Part 6.To Dos in the future

As the project is approaching the end of the term, there is a lot of pressure and time is tight, so many ideas in mind have not been shown in the project implemented by CNN. Now the to do list in the future is as follows:

  1. Add a more perfect self-defined memory reference recycling mechanism to realize the reasonable application and release of memory space; (this idea has been implemented in assignment 4, but it has not been merged yet.)
  2. Increase the use of instruction sets (such as AVX, SSE, etc.) on different platforms to improve the efficiency of operation while maintaining platform compatibility;
  3. Add the JNI interface implementation of this program, so that we can take advantage of the cross platform advantages of Java language and the high efficiency of C / C + + language, and it may be transplanted to Android platform in the future;
  4. Increase the use of CUDA interface to call GPU to calculate data more efficiently;

Part 7.Summary

The final project of CS205:C/C++ Program Design is the C++ implementation of simple CNN. At the first of this project, I felt that it was difficult to do with it. After the introduction in the instructor Shiqi Yu in the Lecture 14 and the videos on bilibili, I found that the implementation of CNN was not as difficult as I thought. As the course instructor Yu said: the previous assignments and mid-term projects are all for the implementation of CNN; this project is not so difficult, but it well reflects the characteristics of C++ language.
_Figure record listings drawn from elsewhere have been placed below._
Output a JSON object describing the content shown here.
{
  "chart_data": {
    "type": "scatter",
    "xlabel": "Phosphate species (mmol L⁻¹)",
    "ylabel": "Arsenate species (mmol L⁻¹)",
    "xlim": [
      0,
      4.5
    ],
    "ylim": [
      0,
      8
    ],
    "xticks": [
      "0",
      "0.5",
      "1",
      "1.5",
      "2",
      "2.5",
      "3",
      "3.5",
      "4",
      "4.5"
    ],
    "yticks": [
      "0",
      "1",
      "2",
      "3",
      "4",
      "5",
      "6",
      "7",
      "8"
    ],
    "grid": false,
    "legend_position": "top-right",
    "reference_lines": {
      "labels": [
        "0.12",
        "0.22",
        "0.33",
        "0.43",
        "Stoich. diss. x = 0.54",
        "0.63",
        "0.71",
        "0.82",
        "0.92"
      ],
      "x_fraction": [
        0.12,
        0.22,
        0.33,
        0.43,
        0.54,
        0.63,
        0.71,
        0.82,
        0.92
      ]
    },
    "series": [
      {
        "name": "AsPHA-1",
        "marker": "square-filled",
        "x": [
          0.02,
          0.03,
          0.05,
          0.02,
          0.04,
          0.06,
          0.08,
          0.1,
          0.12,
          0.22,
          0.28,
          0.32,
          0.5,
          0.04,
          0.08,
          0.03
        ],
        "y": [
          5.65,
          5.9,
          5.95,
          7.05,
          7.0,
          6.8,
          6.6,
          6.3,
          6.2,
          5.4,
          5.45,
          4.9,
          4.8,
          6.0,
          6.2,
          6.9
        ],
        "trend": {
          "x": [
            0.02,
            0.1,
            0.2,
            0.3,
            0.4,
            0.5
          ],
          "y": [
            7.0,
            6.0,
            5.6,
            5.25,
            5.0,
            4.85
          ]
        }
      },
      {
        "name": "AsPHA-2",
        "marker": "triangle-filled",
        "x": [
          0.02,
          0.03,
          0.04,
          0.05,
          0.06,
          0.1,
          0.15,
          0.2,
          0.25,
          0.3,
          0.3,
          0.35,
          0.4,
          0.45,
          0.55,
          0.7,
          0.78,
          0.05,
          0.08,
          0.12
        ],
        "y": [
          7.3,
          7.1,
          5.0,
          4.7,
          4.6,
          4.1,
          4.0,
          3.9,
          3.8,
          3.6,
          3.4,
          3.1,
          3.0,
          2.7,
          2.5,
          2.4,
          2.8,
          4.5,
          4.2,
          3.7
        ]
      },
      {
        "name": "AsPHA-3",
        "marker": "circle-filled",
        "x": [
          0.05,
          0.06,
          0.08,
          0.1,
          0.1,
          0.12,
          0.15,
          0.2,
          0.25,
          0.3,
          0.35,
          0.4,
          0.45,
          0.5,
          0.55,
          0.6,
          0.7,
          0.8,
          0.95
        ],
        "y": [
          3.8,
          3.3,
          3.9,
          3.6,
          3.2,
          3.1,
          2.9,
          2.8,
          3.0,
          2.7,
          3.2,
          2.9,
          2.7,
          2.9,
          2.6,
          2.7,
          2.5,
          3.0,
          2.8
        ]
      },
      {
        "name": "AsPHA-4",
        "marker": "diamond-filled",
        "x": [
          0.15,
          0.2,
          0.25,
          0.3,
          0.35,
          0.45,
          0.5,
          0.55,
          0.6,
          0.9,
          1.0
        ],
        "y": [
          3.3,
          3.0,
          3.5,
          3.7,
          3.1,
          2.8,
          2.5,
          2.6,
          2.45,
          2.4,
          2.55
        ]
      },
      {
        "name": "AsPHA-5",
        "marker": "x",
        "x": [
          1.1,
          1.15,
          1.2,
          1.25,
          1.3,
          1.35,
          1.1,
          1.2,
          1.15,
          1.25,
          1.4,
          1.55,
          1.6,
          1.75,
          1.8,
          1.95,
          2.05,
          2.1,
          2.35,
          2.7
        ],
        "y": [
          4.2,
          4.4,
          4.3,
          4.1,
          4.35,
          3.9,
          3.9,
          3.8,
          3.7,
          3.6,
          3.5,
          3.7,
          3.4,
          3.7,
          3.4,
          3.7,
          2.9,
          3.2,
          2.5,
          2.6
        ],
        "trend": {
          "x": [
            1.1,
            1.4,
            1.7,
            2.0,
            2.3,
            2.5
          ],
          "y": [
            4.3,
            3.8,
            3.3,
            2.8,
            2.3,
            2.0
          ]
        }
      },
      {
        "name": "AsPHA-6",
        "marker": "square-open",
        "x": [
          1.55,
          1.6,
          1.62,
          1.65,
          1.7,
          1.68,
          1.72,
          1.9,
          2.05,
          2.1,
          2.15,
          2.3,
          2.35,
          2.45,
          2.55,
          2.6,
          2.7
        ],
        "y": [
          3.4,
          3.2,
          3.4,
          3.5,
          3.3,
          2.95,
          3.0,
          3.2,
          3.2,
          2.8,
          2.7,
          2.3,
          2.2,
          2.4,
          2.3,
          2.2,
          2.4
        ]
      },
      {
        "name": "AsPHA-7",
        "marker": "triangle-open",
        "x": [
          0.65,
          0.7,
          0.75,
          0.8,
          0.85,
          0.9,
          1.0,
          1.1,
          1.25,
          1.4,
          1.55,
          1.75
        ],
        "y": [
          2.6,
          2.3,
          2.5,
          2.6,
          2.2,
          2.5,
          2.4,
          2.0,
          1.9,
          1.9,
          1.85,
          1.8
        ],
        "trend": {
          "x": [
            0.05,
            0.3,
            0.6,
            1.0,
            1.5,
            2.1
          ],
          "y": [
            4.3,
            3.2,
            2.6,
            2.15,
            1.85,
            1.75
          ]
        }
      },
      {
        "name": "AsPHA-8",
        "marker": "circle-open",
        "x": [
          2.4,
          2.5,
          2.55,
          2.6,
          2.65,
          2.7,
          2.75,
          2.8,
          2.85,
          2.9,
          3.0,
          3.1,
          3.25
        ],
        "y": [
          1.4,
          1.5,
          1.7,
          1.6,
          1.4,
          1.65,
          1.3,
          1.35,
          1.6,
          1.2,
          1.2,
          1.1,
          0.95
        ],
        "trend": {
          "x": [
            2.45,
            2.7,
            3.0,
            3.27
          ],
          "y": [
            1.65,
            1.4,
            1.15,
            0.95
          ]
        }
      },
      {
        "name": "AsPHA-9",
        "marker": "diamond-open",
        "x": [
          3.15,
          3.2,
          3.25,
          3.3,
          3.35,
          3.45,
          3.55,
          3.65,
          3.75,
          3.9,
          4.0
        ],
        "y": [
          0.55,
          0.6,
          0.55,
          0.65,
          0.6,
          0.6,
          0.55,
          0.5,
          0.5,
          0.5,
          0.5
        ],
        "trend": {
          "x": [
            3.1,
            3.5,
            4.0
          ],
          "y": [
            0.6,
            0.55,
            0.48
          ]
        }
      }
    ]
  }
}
In the process of doing the final project, I think I learned a lot that I didn't have previously:
1.C++'s characteristic: pointers point to the memory;
2.C++'s local variables' deep understanding;
3.C++'s memory use and free;
4.C++'s high efficiency for calculation;
5.C++'s calculation efficiency's difference under different platforms;
6.C++'s Instruction set under different platforms;
7.C++'s class and objects' understanding;
8.opencv library's installation and use;
9.Basic Algorithm of CNN's Implementation;
10.Ability to solve various kinds of ERRORs of VS2017;
11.Patience for bugs and Patience for Debugging;

Semester summary: In this semester, Shiqi Yu's teaching of C / C + + course is quite unique, which is a major innovation of CS205 course. This course has well cultivated the students' practical ability and greatly expanded their knowledge, involving many aspects of knowledge, such as Computer Operating System, Computer Composition Principle and so on.

Finally, I believe that this semester's C/C++ course will be of great benefit to my future study in the computer department!